There’s no question that Buffett worked damn hard to develop his business acumen. But he’s the first to admit that he was lucky to have been born in a time and a place that rewarded his passion.
I feel the same way about my own success. Yes, I’ve worked hard. I’ve spent far more than 10,000 hours blogging about life and money. But I’ve also been lucky, and in any number of ways. How strange is it that I came along at just the right time with just the right skills? I was a computer-geek psychology major who loved to write and was deep in debt. From these four factors, I was able to build Get Rich Slowly into something far more than I expected.

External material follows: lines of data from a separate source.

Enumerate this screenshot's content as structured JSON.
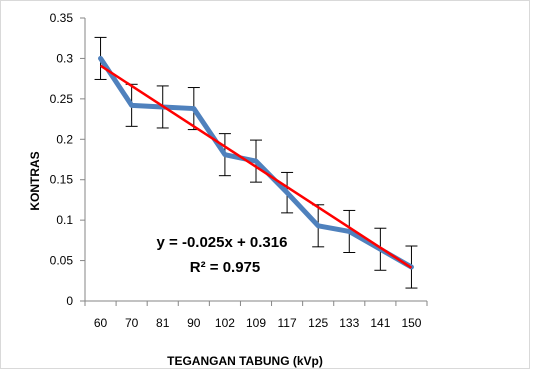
{
  "chart_data": {
    "type": "line",
    "categories": [
      "60",
      "70",
      "81",
      "90",
      "102",
      "109",
      "117",
      "125",
      "133",
      "141",
      "150"
    ],
    "series": [
      {
        "values": [
          0.3,
          0.242,
          0.24,
          0.238,
          0.181,
          0.173,
          0.134,
          0.093,
          0.086,
          0.064,
          0.042
        ],
        "error": [
          0.026,
          0.026,
          0.026,
          0.026,
          0.026,
          0.026,
          0.025,
          0.026,
          0.026,
          0.026,
          0.026
        ],
        "color": "#4f81bd"
      }
    ],
    "trendline": {
      "slope": -0.025,
      "intercept": 0.316,
      "color": "#ff0000",
      "equation_label": "y = -0.025x + 0.316",
      "r2_label": "R² = 0.975"
    },
    "xlabel": "TEGANGAN TABUNG  (kVp)",
    "ylabel": "KONTRAS",
    "ylim": [
      0,
      0.35
    ],
    "yticks": [
      "0",
      "0.05",
      "0.1",
      "0.15",
      "0.2",
      "0.25",
      "0.3",
      "0.35"
    ],
    "grid": false,
    "legend": "none"
  }
}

Again, success is the sum of environment plus effort.
Helping Others Succeed
It’s oft been said that “success is what happens when opportunity meets preparation”. That’s essentially the entire lesson of Gladwell’s Outliers. At the end of the book, he writes:
Everything we have learned in Outliers says that success follows a predictable course. It is not the brightest who succeed…Nor is success simply the sum of the decisions and efforts we make on our own behalf. It is, rather, a gift. Outliers are those who have been given opportunities — and who have had the strength and presence of mind to seize them.
This, too, is the core lesson of Luck is No Accident, a great book about making the most of unplanned events.
The moral, my friends, is to work hard and to keep an open mind so that you can take advantage of unexpected opportunities. But there’s another moral, and I think it’s just as important: Whenever possible, open doors for other people. The more chances we give others to succeed, the more likely they are to actually achieve success. Keep dropping keys all night long for the beautiful rowdy prisoners.